A high school freshman with a severe peanut allergy required medical attention after a school nurse delayed treatment with an EpiPen. Lia Sommer had taken a bite of a turkey sandwich she purchased in the Hersey High School cafeteria, unaware that the pesto condiment used had substituted peanuts for pine nuts.

The girl immediately realized she was at risk of anaphylactic shock and went to the school nurse. The girl’s mother, Lonnie Joy Sommer, had filed an Allergy and Anaphylaxis Plan with the school’s health office which instructed, “Give EpiPen First!” When Lia requested the EpiPen, the school nurse failed to consult the plan on file, and instead told the girl to take Benadryl, which can mask symptoms of anaphylactic shock.

The nurse had the student call her mother to confirm that she should be given the EpiPen. With the mother’s approval, Lia was given the medicine and taken to the hospital via ambulance. The incident not only has Illinois District 214 reviewing their policies and protocols, but also paying for the Sommers’ hospital bills incurred from the incident.

The Sommers are questioning the competence of the district’s health office, and also the school’s food service for using peanuts, a well-known allergen, as a substitute in pesto.

The inquiries are reasonable, given that about three million people have allergies to peanuts and other tree nuts, a number that has tripled over a decade. Still, the incident begs the question, “Why doesn’t the girl carry her own EpiPen?”

It appears that the practice is not forbidden in the school district, given that they supply a form specifically for this purpose.

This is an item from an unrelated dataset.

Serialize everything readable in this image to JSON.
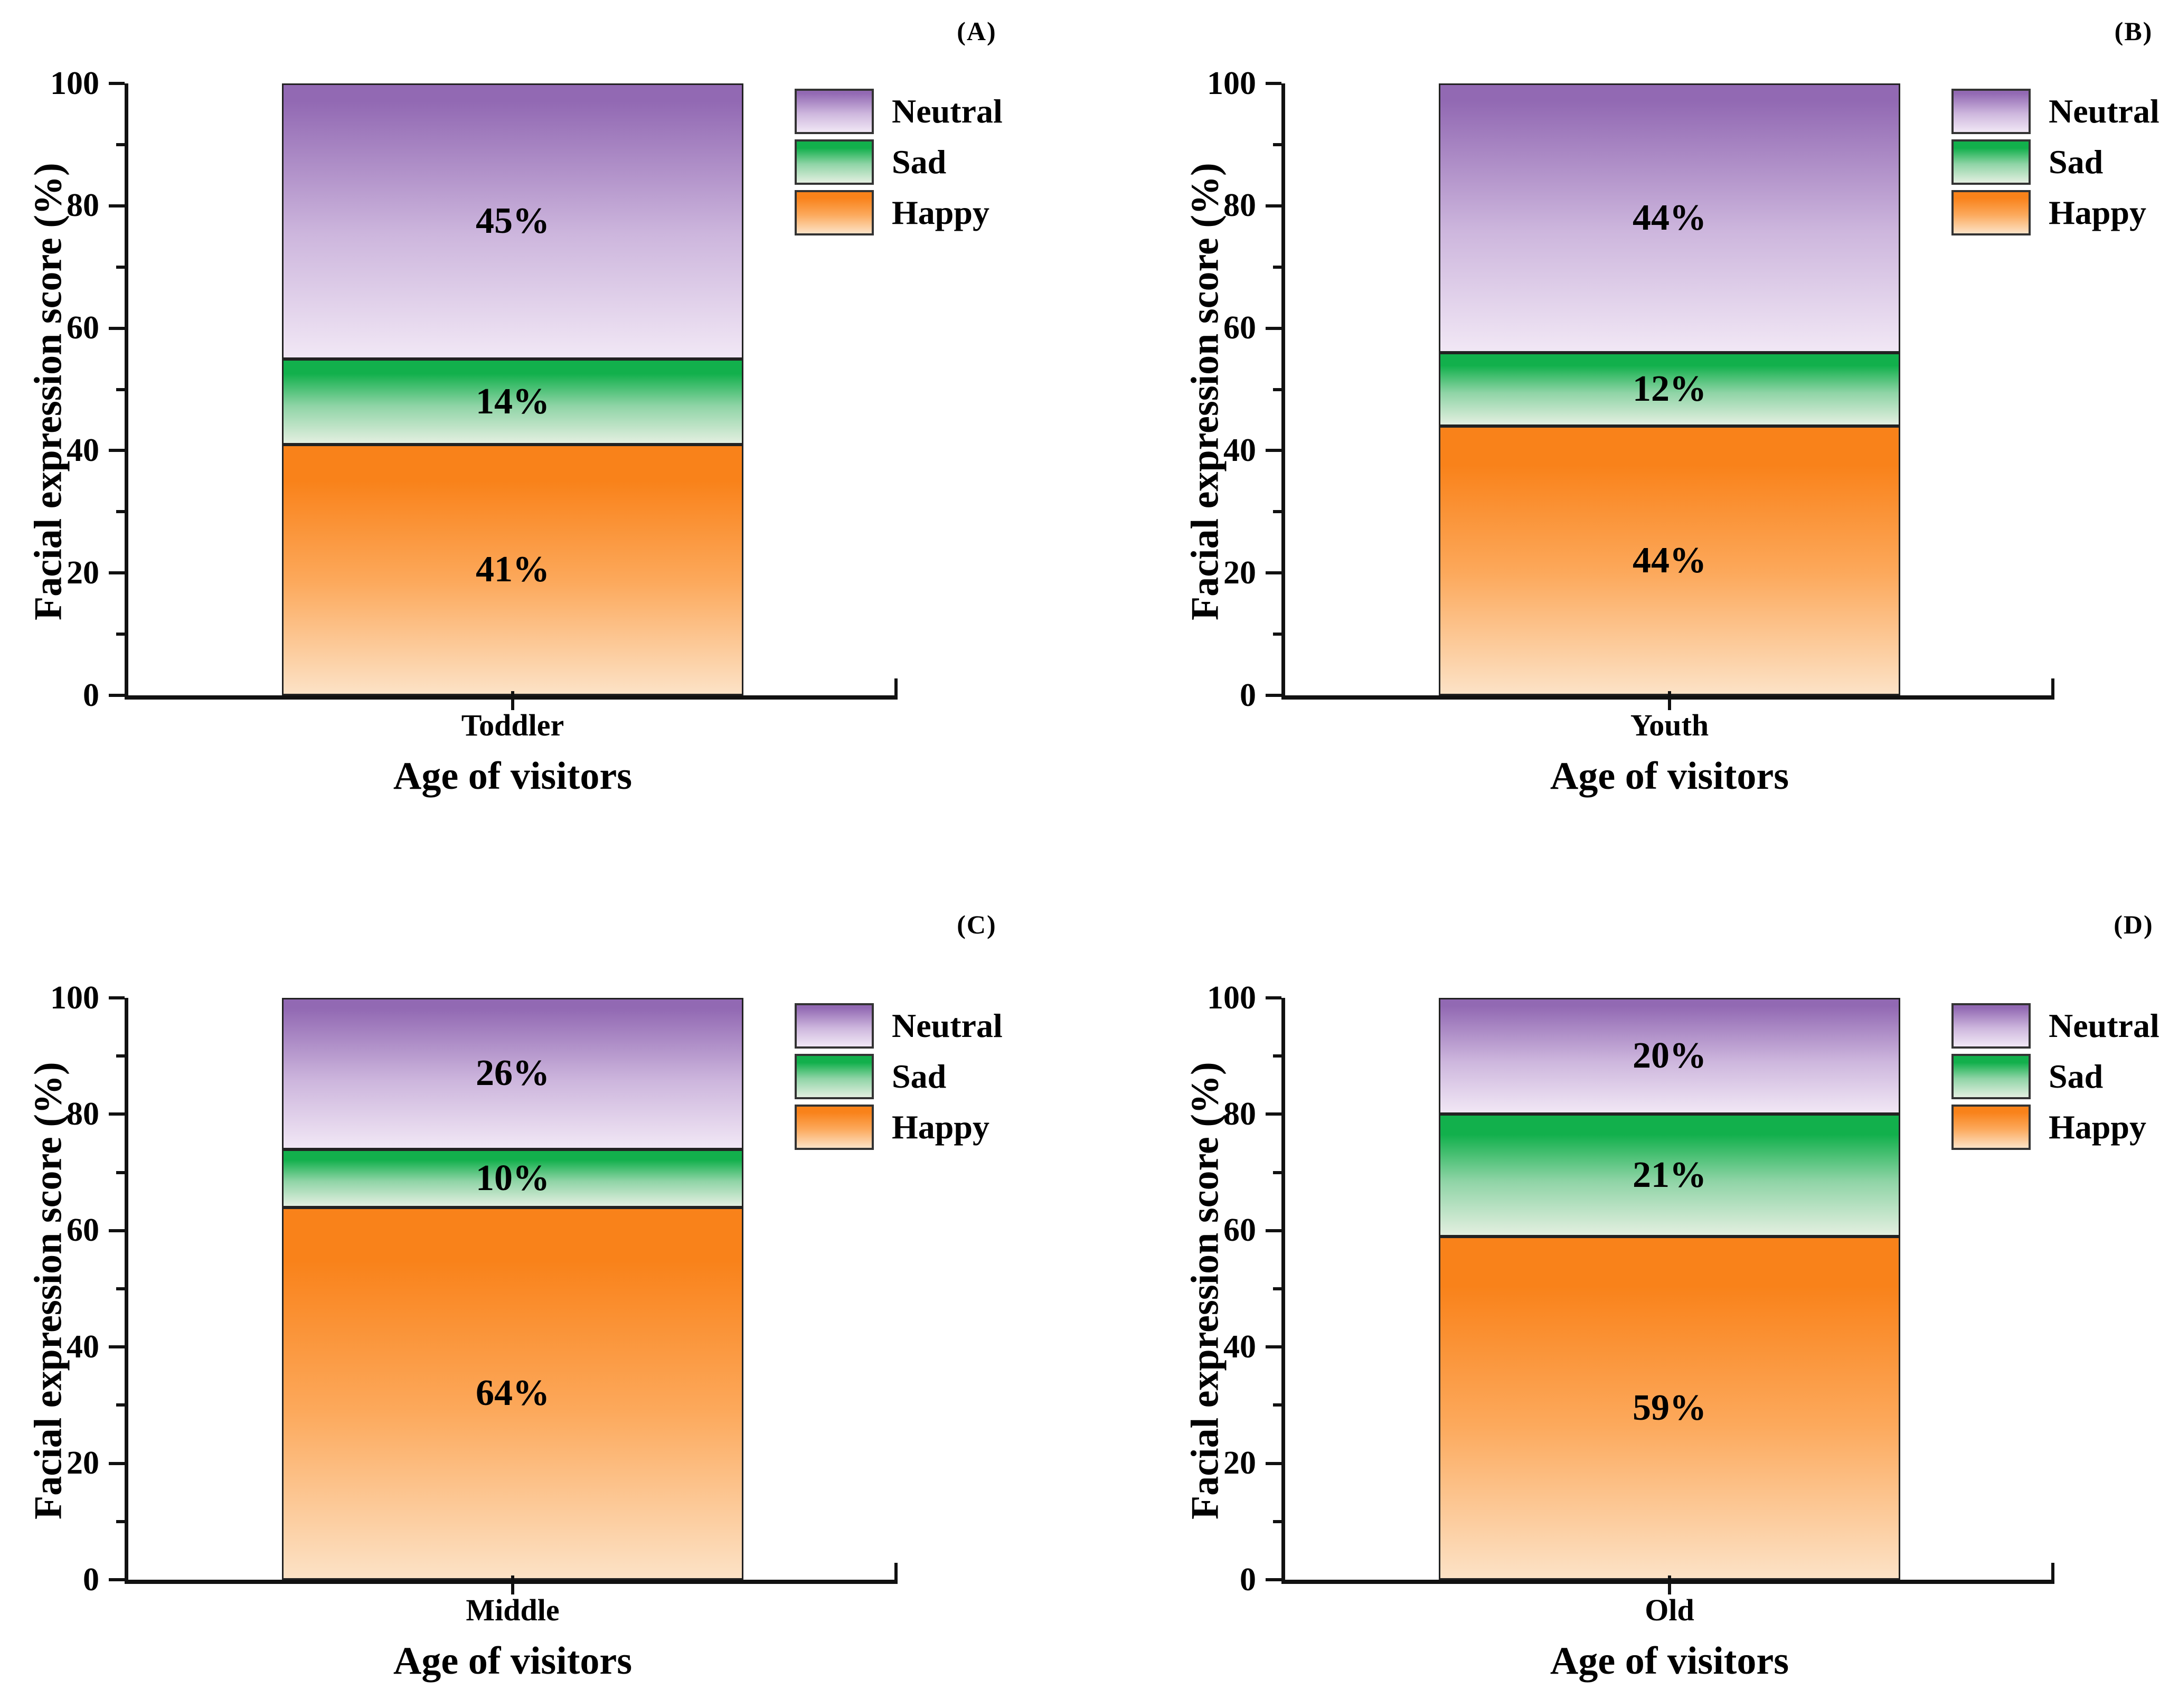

What is at work here is the “it takes a village” mentality. In fairness, a school is not a medical services firm, but parents demand that schools parent in their stead regarding their children’s health issues. Perhaps the cost of the EpiPen discouraged the Sommers family from equipping their daughter with her own personal EpiPen when they knew there would be one on site in the health office. And maybe the cost of the EpiPen was in play when the nurse wanted the mother’s confirmation that it was necessary to administer.

As for the District’s voluntary offer to pay for the girl’s hospital visit, this may be sufficient to stave off an expensive lawsuit. They are really in a no-win situation: they can be sued for administering the medication or not, depending on the results of their actions. Hypothetically, if the school were found liable in court, it would likely be for serving peanut pesto instead of the real thing, as opposed to requiring a parent’s consent to administer the EpiPen.

Hopefully the Sommers family has learned that schools don’t parent, and they should take responsibility for their daughter’s health needs. That, and any pesto you get in a high school cafeteria probably isn’t really pesto.